According to the most recent campus master plan, the gravel parking lot and recreation field on the east side of campus will be home to future academic buildings. Mayo did not state a specific time period in which all the buildings would be built.
“My biggest question is what will this building look like, and who will pay for it?” Twyford said.
Exact designs for Academic Building 9 do not yet exist, Mayo said. “Right now the priority is expanding the Central Energy Plant.”
The Central Energy Plant, located directly south of the library, is home to an elaborate system in which water is chilled and pumped to campus facilities through underground pipes. The chilled water is used to provide climate control for the buildings, according to Jim Hehl, director of physical plant.
“We are close to maximum capacity at the current plant,” Hehl said. “It is the lifeline of the university.”
The plant was last expanded in 2008.
Underground pipes running from the Central Energy Plant to the east core of campus do not yet exist, and are a large portion of FGCU’s request for funding, Hehl said. “Usually a plant expansion does not involve new (underground) piping.”

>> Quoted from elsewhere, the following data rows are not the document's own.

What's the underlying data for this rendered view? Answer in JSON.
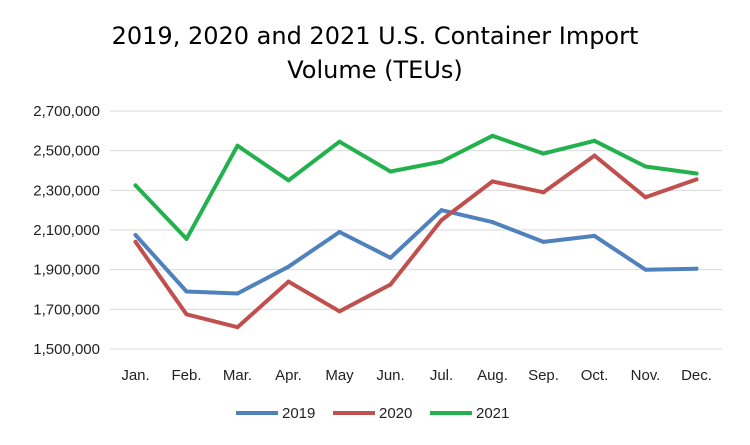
{
  "chart_data": {
    "type": "line",
    "title_line1": "2019, 2020 and 2021 U.S. Container Import",
    "title_line2": "Volume (TEUs)",
    "categories": [
      "Jan.",
      "Feb.",
      "Mar.",
      "Apr.",
      "May",
      "Jun.",
      "Jul.",
      "Aug.",
      "Sep.",
      "Oct.",
      "Nov.",
      "Dec."
    ],
    "yticks": [
      "1,500,000",
      "1,700,000",
      "1,900,000",
      "2,100,000",
      "2,300,000",
      "2,500,000",
      "2,700,000"
    ],
    "ylim": [
      1500000,
      2700000
    ],
    "grid": true,
    "legend_position": "bottom",
    "series": [
      {
        "name": "2019",
        "color": "#4f81bd",
        "values": [
          2075000,
          1790000,
          1780000,
          1915000,
          2090000,
          1960000,
          2200000,
          2140000,
          2040000,
          2070000,
          1900000,
          1905000
        ]
      },
      {
        "name": "2020",
        "color": "#c0504d",
        "values": [
          2040000,
          1675000,
          1610000,
          1840000,
          1690000,
          1825000,
          2150000,
          2345000,
          2290000,
          2475000,
          2265000,
          2355000
        ]
      },
      {
        "name": "2021",
        "color": "#22b14c",
        "values": [
          2325000,
          2055000,
          2525000,
          2350000,
          2545000,
          2395000,
          2445000,
          2575000,
          2485000,
          2550000,
          2420000,
          2385000
        ]
      }
    ]
  }
}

Funding for the Central Energy Plant expansion and the construction of Academic Building 9 is determined by Florida legislators.
In early 2013, “FGCU requested $9 million for our Central Energy Plant expansion, and $2.6 million for design for an Academic Building 9,” said Vice President and Chief of Staff Susan Evans in an email. “Unfortunately … neither of these requests was funded.”
FGCU will request funding for these projects during the 2014 legislative session, according to Evans.
“Construction documents for the (Central Energy Plant) expansion will be completed by the end of the year,” Hehl said. “The challenges are mostly with funding.”
Hehl said the plant expansion may have to be scaled down if state lawmakers don’t fund the complete project.
“The Central Energy Plant expansion is planned to be able to accommodate all future growth in the east core of campus,” Hehl said. “If the state does not fully fund the expansion, we have plans to scale it back and only accommodate Academic Building 9 for the time being.” Doing so would not be cost-effective, Hehl added.
Mayo said the east core of campus is part of the “upper portion of (FGCU’s) build-out.”
“We are trying to look out for students generations from now,” Mayo said. “For us to move ahead, it is contingent on our legislators to provide funding.”
Florida’s 2014 legislative session is scheduled to begin in March 2014.